青嵐吹くときに君は微笑む 17

「よう、ナギ。元気そうじゃねーか」
 その男は覇気に満ちた、長身の、鬼のような身体つきの男だった。逆立った髪とえらの張った顔。強靭な肉体がスーツに包まれていることが分かる。そして、微かに煙草の苦い香りがした。
「敦(あつし)さん。おはようございます」
 渚先輩は敦と呼んだ男から目をそらす。何か言いたそうで、何も言えない。そんな顔だ。
「今月の生活費、それとちょっとしたクリスマスプレゼントだ」
 膨らんだ紙袋と、赤い不織布に包まれた箱を彼は差し出す。
「ありがとうございます。でも、プレゼントは受け取れません。僕たち、もう終わったんでしょ?」
「なんだよ、まだ気にしてるのか。相変わらず女々しい奴だな。ありがたく受け取って――」
「あのっ」
 滴が声を上げる。
「渚先輩とはどのようなご関係で?」
 滴の声は震えていた。厭味ったらしい男に立ち向かう。
「俺はナギの親父さんの顧問弁護士で、後見人だ。遺産の中から毎月の生活費を渡してる」
「それだけじゃ、ないですよね」
「ああ、そうだな。でも、君には関係ないだろ?」
 すごむ男に滴は、言葉を探して、でも、見つけられずにいた。
「敦さん、関係あるよ。そこのぼけっと突っ立ってるだけのクソ男、ナギちゃんの彼氏だから」
 扇田さん、頼むからもう少し言葉を選んでくれ。でも何も言えずに突っ立っていたのは事実だ。
 俺は一歩前に出て、渚先輩の震える肩を抱いた。
「あなたは、渚先輩の元カレですね? はじめまして、相原零、十七歳。酒本渚の彼氏です」
 ふうん、と敦は俺を値踏みするように足先から脳天まで見た。正直恐ろしかった。身長は俺と変わらないはずなのに幾分高く大きく感じて、屈強な肉体に、何より冷たい瞳が俺の腹をずたずたに切り裂くようで、睨み返すのが精一杯だった。
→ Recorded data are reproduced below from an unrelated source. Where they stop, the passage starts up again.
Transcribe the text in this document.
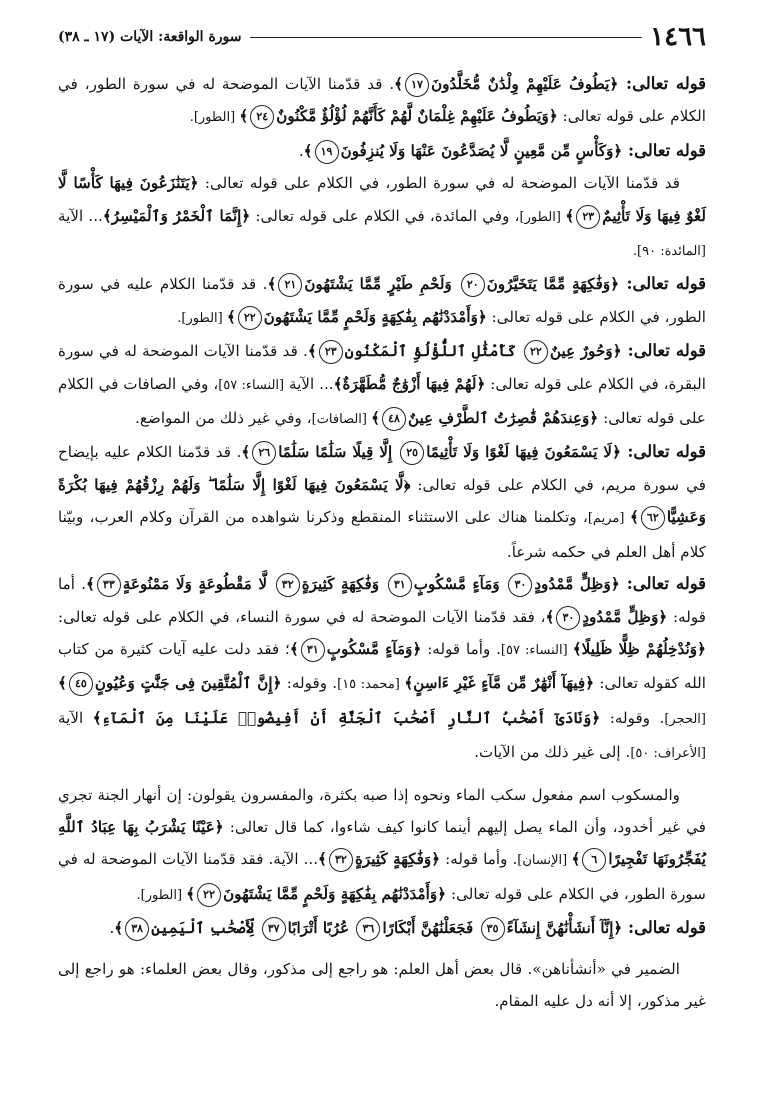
١٤٦٦
سورة الواقعة: الآيات (١٧ ـ ٣٨)

قوله تعالى: ﴿يَطُوفُ عَلَيْهِمْ وِلْدَٰنٌ مُّخَلَّدُونَ١٧﴾. قد قدّمنا الآيات الموضحة له في سورة الطور، في الكلام على قوله تعالى: ﴿وَيَطُوفُ عَلَيْهِمْ غِلْمَانٌ لَّهُمْ كَأَنَّهُمْ لُؤْلُؤٌ مَّكْنُونٌ٢٤﴾ [الطور].

قوله تعالى: ﴿وَكَأْسٍ مِّن مَّعِينٍ لَّا يُصَدَّعُونَ عَنْهَا وَلَا يُنزِفُونَ١٩﴾.

قد قدّمنا الآيات الموضحة له في سورة الطور، في الكلام على قوله تعالى: ﴿يَتَنَٰزَعُونَ فِيهَا كَأْسًا لَّا لَغْوٌ فِيهَا وَلَا تَأْثِيمٌ٢٣﴾ [الطور]، وفي المائدة، في الكلام على قوله تعالى: ﴿إِنَّمَا ٱلْخَمْرُ وَٱلْمَيْسِرُ﴾... الآية [المائدة: ٩٠].

قوله تعالى: ﴿وَفَٰكِهَةٍ مِّمَّا يَتَخَيَّرُونَ٢٠ وَلَحْمِ طَيْرٍ مِّمَّا يَشْتَهُونَ٢١﴾. قد قدّمنا الكلام عليه في سورة الطور، في الكلام على قوله تعالى: ﴿وَأَمْدَدْنَٰهُم بِفَٰكِهَةٍ وَلَحْمٍ مِّمَّا يَشْتَهُونَ٢٢﴾ [الطور].

قوله تعالى: ﴿وَحُورٌ عِينٌ٢٢ كَأَمْثَٰلِ ٱللُّؤْلُؤِ ٱلْمَكْنُونِ٢٣﴾. قد قدّمنا الآيات الموضحة له في سورة البقرة، في الكلام على قوله تعالى: ﴿لَهُمْ فِيهَا أَزْوَٰجٌ مُّطَهَّرَةٌ﴾... الآية [النساء: ٥٧]، وفي الصافات في الكلام على قوله تعالى: ﴿وَعِندَهُمْ قَٰصِرَٰتُ ٱلطَّرْفِ عِينٌ٤٨﴾ [الصافات]، وفي غير ذلك من المواضع.

قوله تعالى: ﴿لَا يَسْمَعُونَ فِيهَا لَغْوًا وَلَا تَأْثِيمًا٢٥ إِلَّا قِيلًا سَلَٰمًا سَلَٰمًا٢٦﴾. قد قدّمنا الكلام عليه بإيضاح في سورة مريم، في الكلام على قوله تعالى: ﴿لَّا يَسْمَعُونَ فِيهَا لَغْوًا إِلَّا سَلَٰمًا ۖ وَلَهُمْ رِزْقُهُمْ فِيهَا بُكْرَةً وَعَشِيًّا٦٢﴾ [مريم]، وتكلمنا هناك على الاستثناء المنقطع وذكرنا شواهده من القرآن وكلام العرب، وبيّنا كلام أهل العلم في حكمه شرعاً.

قوله تعالى: ﴿وَظِلٍّ مَّمْدُودٍ٣٠ وَمَآءٍ مَّسْكُوبٍ٣١ وَفَٰكِهَةٍ كَثِيرَةٍ٣٢ لَّا مَقْطُوعَةٍ وَلَا مَمْنُوعَةٍ٣٣﴾. أما قوله: ﴿وَظِلٍّ مَّمْدُودٍ٣٠﴾، فقد قدّمنا الآيات الموضحة له في سورة النساء، في الكلام على قوله تعالى: ﴿وَنُدْخِلُهُمْ ظِلًّا ظَلِيلًا﴾ [النساء: ٥٧]. وأما قوله: ﴿وَمَآءٍ مَّسْكُوبٍ٣١﴾؛ فقد دلت عليه آيات كثيرة من كتاب الله كقوله تعالى: ﴿فِيهَآ أَنْهَٰرٌ مِّن مَّآءٍ غَيْرِ ءَاسِنٍ﴾ [محمد: ١٥]. وقوله: ﴿إِنَّ ٱلْمُتَّقِينَ فِى جَنَّٰتٍ وَعُيُونٍ٤٥﴾ [الحجر]. وقوله: ﴿وَنَادَىٰٓ أَصْحَٰبُ ٱلنَّارِ أَصْحَٰبَ ٱلْجَنَّةِ أَنْ أَفِيضُوا۟ عَلَيْنَا مِنَ ٱلْمَآءِ﴾ الآية [الأعراف: ٥٠]. إلى غير ذلك من الآيات.

والمسكوب اسم مفعول سكب الماء ونحوه إذا صبه بكثرة، والمفسرون يقولون: إن أنهار الجنة تجري في غير أخدود، وأن الماء يصل إليهم أينما كانوا كيف شاءوا، كما قال تعالى: ﴿عَيْنًا يَشْرَبُ بِهَا عِبَادُ ٱللَّهِ يُفَجِّرُونَهَا تَفْجِيرًا٦﴾ [الإنسان]. وأما قوله: ﴿وَفَٰكِهَةٍ كَثِيرَةٍ٣٢﴾... الآية. فقد قدّمنا الآيات الموضحة له في سورة الطور، في الكلام على قوله تعالى: ﴿وَأَمْدَدْنَٰهُم بِفَٰكِهَةٍ وَلَحْمٍ مِّمَّا يَشْتَهُونَ٢٢﴾ [الطور].

قوله تعالى: ﴿إِنَّآ أَنشَأْنَٰهُنَّ إِنشَآءً٣٥ فَجَعَلْنَٰهُنَّ أَبْكَارًا٣٦ عُرُبًا أَتْرَابًا٣٧ لِّأَصْحَٰبِ ٱلْيَمِينِ٣٨﴾.

الضمير في «أنشأناهن». قال بعض أهل العلم: هو راجع إلى مذكور، وقال بعض العلماء: هو راجع إلى غير مذكور، إلا أنه دل عليه المقام.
「彼氏、ね。ナギ、お前また『僕は可哀想な子なんです』って言って誰かに寄生するんだ。ホント、何も変わらないな。吐き気がするよ」
「俺はそんなんじゃ……」
 今朝、見た夢を思い出した。俺は渚先輩を救いたい。そう思うのは間違いなのか?
「いい加減にして。もう、帰ってよ」
 渚先輩の声は消え入るようだった。
「そうだな、朝食の邪魔しちゃったようだし、そろそろ退散するよ。また、来月な」
 そう言うと鬼のような男は革靴を履いて帰っていった。

「なんなの、あれ! もーお兄ちゃんのぽんこつ! なんで言い返せないのさ! バカ! 今すぐここから積もった雪にダイブしろ!」
 積雪三センチでそれをすると死にます。
 滴は叫びながら大粒の涙を零していた。「渚先輩を救いたい」そう願っていたのは滴も同じだったから。
 俺は渚先輩に同情しているのか? この恋心の正体はなんだ? 弱いところをみせてくれて、支えたいと思って、触れたいと思った。それはいけないことなのか?
 ぐるぐると気持ちの悪いものが内側から内臓を食い荒らしているようだった。